I do test every single recipe I publish: On this blog post, in my books, and in any and all of the articles I write for publication. As a recipe developer and food writer I take this extremely seriously. As I should. As you should too, because nothing is worse than to make a recipe from start to finish only to find out that it doesn't work. It is my responsibility to make sure that I've tested each recipe to the point where anyone can follow it as it is written and finish it with at least a modicum of success.
There is another reason why I take issue with people who write recipes and share them online without testing them and re-testing them first. And it's this: many people think they are not good cooks because recipes don't work out for them. That irks me. It's unfair because many times the recipes have failed them and not the other way around and because it causes many would-be-cooks to hang up their aprons and quit trying.

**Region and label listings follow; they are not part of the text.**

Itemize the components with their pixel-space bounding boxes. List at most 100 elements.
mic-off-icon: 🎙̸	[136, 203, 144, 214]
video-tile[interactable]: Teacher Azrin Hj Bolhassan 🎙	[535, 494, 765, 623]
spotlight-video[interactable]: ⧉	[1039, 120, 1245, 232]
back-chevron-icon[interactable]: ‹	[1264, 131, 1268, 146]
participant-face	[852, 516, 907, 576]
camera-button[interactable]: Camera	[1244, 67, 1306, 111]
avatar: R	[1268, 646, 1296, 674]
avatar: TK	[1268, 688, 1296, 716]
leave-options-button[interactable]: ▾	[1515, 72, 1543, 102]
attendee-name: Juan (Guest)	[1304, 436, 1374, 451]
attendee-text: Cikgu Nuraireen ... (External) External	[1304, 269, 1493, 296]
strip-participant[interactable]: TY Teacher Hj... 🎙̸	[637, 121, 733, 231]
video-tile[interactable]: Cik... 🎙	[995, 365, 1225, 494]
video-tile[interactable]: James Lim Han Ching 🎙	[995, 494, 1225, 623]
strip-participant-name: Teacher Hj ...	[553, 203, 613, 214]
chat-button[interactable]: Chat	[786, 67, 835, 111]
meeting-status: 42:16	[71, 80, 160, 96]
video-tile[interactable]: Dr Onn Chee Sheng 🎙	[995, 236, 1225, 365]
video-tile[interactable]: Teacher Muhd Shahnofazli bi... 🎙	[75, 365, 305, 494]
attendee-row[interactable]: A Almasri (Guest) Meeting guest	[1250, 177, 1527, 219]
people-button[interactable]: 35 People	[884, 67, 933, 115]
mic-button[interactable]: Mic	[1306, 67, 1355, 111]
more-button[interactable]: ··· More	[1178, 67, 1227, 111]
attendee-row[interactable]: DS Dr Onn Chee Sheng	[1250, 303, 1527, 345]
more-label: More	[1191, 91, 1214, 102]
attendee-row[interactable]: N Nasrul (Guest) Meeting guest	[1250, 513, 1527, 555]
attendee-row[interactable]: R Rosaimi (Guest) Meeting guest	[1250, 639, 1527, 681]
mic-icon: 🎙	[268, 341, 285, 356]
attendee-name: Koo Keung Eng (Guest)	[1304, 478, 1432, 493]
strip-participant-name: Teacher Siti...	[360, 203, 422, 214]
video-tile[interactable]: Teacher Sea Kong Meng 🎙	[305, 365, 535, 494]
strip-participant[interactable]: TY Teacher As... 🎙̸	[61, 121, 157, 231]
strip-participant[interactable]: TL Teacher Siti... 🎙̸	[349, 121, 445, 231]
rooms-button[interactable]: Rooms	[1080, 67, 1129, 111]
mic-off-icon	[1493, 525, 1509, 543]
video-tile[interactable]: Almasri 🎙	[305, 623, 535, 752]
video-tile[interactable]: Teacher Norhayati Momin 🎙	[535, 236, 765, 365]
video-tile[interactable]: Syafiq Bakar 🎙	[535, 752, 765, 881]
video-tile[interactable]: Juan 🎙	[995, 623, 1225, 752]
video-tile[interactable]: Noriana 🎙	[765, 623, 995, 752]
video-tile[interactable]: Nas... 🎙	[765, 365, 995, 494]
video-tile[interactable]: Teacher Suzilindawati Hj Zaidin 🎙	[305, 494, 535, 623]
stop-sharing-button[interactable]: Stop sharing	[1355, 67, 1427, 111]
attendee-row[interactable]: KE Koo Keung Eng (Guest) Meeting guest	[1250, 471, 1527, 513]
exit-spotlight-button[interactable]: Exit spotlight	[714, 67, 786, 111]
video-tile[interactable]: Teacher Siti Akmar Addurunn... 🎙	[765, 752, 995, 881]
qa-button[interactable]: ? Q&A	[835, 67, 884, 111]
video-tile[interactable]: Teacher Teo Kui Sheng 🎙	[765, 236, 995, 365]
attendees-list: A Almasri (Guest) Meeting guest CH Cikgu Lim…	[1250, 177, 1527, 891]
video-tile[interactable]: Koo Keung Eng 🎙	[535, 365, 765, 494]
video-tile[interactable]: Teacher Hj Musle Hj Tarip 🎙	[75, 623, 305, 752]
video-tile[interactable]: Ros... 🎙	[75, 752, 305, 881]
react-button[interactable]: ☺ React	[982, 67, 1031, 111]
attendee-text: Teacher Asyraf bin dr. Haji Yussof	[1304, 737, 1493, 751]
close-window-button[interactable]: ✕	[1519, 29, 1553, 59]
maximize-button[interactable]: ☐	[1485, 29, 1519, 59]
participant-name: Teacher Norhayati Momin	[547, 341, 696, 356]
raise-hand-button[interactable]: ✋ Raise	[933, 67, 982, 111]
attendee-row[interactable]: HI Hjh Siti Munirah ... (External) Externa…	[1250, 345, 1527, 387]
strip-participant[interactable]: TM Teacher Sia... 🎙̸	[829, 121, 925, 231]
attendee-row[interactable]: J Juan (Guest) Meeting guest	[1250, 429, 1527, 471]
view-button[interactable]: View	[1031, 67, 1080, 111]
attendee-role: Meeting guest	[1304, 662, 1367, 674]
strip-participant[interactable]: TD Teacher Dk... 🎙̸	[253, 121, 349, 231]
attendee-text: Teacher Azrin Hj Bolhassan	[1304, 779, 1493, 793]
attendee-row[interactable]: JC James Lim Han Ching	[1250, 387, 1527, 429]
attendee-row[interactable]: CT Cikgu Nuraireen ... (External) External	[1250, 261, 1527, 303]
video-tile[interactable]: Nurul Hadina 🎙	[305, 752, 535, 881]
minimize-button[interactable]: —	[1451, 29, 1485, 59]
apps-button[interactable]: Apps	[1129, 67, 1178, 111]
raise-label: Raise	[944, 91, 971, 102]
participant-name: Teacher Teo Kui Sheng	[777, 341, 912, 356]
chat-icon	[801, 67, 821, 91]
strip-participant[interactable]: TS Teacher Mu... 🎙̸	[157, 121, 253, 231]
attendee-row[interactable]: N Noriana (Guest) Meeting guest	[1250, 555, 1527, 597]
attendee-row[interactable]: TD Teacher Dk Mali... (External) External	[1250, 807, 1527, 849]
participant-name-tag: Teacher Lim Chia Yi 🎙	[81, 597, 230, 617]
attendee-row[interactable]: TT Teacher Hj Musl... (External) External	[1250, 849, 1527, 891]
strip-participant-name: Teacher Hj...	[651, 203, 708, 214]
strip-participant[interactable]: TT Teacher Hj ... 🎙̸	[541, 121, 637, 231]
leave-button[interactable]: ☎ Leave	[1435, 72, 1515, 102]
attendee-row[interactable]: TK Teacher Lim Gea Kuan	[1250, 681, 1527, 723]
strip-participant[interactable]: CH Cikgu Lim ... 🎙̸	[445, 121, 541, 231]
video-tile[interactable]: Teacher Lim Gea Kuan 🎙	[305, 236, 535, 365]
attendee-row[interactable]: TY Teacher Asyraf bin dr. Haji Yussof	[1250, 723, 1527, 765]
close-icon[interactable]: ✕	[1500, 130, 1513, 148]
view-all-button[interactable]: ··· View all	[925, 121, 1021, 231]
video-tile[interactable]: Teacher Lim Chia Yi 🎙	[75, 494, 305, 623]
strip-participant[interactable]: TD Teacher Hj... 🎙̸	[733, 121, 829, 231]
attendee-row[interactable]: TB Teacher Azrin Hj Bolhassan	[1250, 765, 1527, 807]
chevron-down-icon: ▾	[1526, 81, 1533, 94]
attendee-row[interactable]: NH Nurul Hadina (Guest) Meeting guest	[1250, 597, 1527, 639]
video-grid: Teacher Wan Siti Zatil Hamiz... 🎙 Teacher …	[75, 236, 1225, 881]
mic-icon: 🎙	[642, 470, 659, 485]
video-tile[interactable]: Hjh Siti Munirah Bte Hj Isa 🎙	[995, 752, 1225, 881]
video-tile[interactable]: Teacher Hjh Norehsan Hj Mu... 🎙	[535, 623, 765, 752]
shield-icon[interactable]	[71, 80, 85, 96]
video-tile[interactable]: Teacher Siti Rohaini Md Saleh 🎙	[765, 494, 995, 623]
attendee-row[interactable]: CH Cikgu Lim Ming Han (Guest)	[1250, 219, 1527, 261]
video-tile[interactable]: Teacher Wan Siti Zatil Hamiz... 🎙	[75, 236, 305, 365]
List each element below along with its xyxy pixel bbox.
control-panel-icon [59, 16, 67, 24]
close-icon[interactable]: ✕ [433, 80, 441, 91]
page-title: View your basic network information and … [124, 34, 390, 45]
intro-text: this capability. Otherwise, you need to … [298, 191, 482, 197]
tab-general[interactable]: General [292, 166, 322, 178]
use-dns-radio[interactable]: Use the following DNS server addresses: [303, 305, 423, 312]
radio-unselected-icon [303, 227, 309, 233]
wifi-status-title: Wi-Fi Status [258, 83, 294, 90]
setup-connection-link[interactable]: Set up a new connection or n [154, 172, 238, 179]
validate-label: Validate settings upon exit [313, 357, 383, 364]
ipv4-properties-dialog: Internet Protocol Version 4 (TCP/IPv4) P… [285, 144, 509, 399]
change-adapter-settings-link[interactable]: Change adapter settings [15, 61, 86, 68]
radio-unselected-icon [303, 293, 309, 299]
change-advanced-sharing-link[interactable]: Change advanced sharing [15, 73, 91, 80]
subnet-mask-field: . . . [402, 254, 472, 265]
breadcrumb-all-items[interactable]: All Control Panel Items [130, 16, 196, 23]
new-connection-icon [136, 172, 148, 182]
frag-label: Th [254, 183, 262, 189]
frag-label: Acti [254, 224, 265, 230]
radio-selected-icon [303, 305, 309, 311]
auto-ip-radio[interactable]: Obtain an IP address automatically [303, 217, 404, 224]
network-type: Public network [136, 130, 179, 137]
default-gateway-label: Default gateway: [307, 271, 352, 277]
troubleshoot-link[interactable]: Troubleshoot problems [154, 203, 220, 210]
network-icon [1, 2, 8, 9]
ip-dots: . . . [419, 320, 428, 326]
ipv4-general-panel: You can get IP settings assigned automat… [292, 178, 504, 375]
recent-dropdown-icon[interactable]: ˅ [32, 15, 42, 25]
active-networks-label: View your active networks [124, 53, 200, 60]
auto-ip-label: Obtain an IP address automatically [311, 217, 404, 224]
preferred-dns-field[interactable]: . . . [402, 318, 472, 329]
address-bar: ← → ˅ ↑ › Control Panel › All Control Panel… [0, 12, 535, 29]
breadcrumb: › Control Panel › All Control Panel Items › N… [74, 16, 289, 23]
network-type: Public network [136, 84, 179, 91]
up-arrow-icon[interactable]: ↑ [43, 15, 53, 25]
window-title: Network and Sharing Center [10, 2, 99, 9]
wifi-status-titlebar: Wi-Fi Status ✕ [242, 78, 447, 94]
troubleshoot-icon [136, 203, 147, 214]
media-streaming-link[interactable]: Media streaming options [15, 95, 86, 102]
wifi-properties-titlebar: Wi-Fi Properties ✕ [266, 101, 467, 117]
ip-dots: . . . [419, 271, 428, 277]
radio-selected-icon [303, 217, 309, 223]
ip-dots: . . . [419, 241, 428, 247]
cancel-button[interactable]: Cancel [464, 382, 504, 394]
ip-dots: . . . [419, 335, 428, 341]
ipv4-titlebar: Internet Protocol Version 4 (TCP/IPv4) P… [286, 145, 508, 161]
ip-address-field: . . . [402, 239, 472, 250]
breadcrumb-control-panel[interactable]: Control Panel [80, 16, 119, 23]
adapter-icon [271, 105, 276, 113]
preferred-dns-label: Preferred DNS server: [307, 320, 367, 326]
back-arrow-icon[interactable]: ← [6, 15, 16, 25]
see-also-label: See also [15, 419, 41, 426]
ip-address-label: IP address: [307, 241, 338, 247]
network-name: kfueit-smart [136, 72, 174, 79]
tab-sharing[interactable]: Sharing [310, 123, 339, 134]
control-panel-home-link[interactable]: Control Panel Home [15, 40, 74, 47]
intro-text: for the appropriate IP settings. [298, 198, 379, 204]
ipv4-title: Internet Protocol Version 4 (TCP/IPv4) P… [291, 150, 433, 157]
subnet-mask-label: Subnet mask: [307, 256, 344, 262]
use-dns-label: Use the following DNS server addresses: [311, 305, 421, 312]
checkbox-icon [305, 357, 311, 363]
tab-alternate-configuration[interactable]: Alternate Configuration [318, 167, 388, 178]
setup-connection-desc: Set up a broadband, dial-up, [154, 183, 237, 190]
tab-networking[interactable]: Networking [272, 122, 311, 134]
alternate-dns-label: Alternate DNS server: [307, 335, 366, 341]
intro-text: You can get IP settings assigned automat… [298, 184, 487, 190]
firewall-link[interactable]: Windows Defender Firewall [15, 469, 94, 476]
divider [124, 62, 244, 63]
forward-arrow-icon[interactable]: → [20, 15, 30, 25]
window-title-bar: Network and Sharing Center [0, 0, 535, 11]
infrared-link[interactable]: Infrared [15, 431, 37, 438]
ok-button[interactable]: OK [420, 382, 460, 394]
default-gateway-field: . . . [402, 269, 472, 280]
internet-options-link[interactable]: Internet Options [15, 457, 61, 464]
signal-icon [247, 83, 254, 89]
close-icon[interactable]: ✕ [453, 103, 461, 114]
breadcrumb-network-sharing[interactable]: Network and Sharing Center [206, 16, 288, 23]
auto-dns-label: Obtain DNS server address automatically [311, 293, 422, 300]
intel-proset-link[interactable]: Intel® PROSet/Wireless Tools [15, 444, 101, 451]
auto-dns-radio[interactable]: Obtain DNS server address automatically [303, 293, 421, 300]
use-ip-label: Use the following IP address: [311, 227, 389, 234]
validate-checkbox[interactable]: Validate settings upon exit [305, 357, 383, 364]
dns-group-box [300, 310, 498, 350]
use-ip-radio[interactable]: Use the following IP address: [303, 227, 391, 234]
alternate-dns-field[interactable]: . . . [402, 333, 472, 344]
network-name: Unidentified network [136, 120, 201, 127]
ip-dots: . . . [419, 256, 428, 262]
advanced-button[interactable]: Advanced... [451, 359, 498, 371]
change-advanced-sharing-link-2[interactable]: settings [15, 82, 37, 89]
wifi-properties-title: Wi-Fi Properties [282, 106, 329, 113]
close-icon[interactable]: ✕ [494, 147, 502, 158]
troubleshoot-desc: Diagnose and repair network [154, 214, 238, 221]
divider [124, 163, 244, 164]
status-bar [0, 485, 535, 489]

I have an on-and-off love affair with blogging (as witnessed by my long absences in between posts) and it's mostly due to the fact that I've become disenchanted with the fact that many of the recipes I see online are either lifted from published work (by someone other than the people posting them), or simply written nilly-willy without going through rigorous testing. The first, in my opinion, is theft (infringed copyright and lifting of someone else's written work); the second is irresponsible. Both are dishonest.
Here is the thing that stops many writers from testing their recipes: ingredients cost money. Unless publishers cover the cost of recipe-testing several times over until they've been tuned, it is a money-losing proposition for many who are just interested in exposure of any kind. And when it comes to online content, well honestly, most of it is unpaid work. There is no one but the person posting the recipe there to cover the bill.
In essence, you're gambling when you follow a recipe from the internet--for all you know, it's been vetted; but for all you know, it hasn't. It is up to you, the consumer, to decide whether or not recipe writers are to be trusted.
Granted, there are cooks who don't follow recipes, who take extreme liberties with recipes (and I don't mean substituting butter for oil, but rather going out on a far limb to try to reinvent a recipe without an iota of whether or not the ingredients can be interchangeable), and then guilt the recipe writer for their own culinary misadventures.
There are also cooks who make up their own recipes entirely during the process. Or cooks who decide that they can skip an entire cooking method and use a different one, only to be surprised at the dismal results. Nothing is wrong with any of these, as this is how all of us learn to cook at one point or another and how many new recipes are created (it's the trial and error way). However, those are not the fault of recipe creators.
True too, is the fact that beginner cooks serve themselves best by learning the basics first before moving on to more intricate dishes. However, once the basics are mastered, the road ahead should be made easier with properly tested recipes.
So does the fact that a recipe writer tests recipes before publishing matter to you? I only ask because it matters to me.